Just turn it off and listen to the radio.

Undoubtedly the logic behind using a female voice is to capitalise on the well known deficiencies in directional sensitivity within that gender, but the more thought I give the subject the more disconcerting it becomes. If there is indeed a woman in that little box on the dashboard, how do I know she hasn't turned the whole kit and caboodle upside-down to work out where I am supposed to be going?

How do I know when she tells me to turn left, that she didn't mean the other left, or worse, that she actually meant right but said left because the map was upside down so she'd made "allowances". I'm almost certain the only reason there hasn't been a class action over the inaccuracy of the things is that it would lose on grounds of gender discrimination.

Quite a long time ago, the occupants of the front seats in our car decided that there'd be no more navigation, particularly when we are on a touring sort of holiday. The air is much clearer that way, the language more conducive to comfort. If ever we feel that we don't particularly know exactly where we may be entirely, we simply find a car which looks like it knows where it's going, and follow it.

So far we've managed to have an enormous number of adventures relying on this method, happening on things that we would never have happened upon, and places we would never otherwise have thought to go.

As greater, better, cheaper, gadgets evolve, although I can't actually foresee a time when an in car navigation system will be on our shopping list, I have a foreboding sense of inevitability that one day, we'll buy a car that has one fitted.

This fear is compounded by the probability that the car that we always follow will have one as well, so while he once looked as though he knew where he was going, the female voice from his dashboard will place just enough uncertainty in his driving to convince us he's lost too, so we'd better not follow him.

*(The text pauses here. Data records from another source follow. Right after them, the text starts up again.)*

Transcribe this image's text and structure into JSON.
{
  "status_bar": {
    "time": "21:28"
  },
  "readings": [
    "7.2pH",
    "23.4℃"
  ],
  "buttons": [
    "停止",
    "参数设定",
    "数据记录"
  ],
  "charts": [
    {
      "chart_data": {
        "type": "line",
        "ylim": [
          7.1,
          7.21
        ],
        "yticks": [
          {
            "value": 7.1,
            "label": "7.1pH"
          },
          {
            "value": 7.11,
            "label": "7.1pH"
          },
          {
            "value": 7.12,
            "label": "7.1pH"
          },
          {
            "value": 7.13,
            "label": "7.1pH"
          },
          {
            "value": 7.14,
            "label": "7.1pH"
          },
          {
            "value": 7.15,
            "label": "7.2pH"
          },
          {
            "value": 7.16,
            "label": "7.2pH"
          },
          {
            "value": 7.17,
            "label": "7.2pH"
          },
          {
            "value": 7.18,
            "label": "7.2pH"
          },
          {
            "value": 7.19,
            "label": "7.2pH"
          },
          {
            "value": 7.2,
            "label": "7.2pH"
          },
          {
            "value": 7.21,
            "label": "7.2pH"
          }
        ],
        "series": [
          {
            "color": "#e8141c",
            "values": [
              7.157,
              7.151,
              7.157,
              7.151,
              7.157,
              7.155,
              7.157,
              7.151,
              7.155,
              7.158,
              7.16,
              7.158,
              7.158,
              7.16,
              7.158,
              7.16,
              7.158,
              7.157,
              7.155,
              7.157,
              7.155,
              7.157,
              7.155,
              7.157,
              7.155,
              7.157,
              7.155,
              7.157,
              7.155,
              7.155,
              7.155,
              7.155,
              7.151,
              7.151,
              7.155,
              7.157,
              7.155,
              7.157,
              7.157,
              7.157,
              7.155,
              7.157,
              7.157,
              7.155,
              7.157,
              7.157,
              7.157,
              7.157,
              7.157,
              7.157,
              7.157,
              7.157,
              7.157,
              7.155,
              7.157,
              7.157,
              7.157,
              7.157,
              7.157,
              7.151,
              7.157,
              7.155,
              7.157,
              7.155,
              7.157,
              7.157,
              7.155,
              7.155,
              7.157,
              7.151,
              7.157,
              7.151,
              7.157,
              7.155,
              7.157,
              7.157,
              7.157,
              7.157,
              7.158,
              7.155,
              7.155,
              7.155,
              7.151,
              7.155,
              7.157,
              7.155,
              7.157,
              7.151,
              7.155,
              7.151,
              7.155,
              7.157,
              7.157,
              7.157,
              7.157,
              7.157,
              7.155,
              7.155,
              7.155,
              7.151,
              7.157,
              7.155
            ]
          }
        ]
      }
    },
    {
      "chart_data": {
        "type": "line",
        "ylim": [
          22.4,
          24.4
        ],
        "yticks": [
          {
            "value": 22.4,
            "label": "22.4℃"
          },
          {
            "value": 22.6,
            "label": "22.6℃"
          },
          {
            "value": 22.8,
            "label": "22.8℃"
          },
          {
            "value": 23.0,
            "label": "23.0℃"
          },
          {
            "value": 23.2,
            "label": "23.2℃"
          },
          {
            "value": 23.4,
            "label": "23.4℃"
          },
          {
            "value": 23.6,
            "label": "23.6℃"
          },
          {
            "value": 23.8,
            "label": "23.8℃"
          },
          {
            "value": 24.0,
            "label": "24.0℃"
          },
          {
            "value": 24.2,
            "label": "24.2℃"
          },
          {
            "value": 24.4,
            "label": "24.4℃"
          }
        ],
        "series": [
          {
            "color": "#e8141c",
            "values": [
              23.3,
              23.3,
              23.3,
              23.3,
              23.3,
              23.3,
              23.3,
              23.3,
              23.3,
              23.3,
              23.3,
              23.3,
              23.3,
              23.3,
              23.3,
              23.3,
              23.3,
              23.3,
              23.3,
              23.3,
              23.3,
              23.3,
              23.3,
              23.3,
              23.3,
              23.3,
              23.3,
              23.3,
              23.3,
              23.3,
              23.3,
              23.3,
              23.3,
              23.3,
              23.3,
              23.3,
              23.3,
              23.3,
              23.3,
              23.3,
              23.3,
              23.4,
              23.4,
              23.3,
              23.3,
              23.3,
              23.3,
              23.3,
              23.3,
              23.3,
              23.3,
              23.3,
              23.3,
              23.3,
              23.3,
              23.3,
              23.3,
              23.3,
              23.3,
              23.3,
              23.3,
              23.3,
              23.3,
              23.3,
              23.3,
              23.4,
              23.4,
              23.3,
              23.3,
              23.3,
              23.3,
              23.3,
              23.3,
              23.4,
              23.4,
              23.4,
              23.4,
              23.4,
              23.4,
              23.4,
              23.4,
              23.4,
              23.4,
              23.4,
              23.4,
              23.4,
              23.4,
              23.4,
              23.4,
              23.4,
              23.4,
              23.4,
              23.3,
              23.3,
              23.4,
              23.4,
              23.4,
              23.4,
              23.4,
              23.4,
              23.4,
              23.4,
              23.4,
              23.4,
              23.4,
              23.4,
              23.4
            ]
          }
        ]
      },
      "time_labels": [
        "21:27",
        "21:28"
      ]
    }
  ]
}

There's a little pub at the end of a road and round the corner somewhere that we'll never stumble across, because we'll always know where we are, and where we are going and why we are going there. It will be the end of the exclusive hideaway because nothing will be hidden away from the far reaching tentacles of the satellite map. We will have lost the joy of random exploration.

The cast of "Lost" will need to find new jobs because we'll all discover that all this time they've actually been on Gilligan's Island, the only place on earth that's a short day sail from a major population centre, yet until now, impossible to find.

Deep down I suspect that the final episode will feature two young Doctors of Engineering discovering the place by celestial navigation while travelling in a small square boat with a polytarp sail.

That's technology for you!



Anonymous said...

Interestingly (or so I believe) I have just read an article which discusses the use of female voices for GPS systems, and found that it caused a significant number of road accidents in male drivers, who seemed hesitant to trust the female navigator. It generally caused feelings of anger and frustration. Similar studies using an assertive male voice showed a significant decrease in the number of road deaths.

bitingmidge said...

I thought it was the assertive male voice that was being blamed for young ladies driving into fishponds because the GPS told them to.

I'll have to ask the boys. Maybe there's a whole new subject of study here.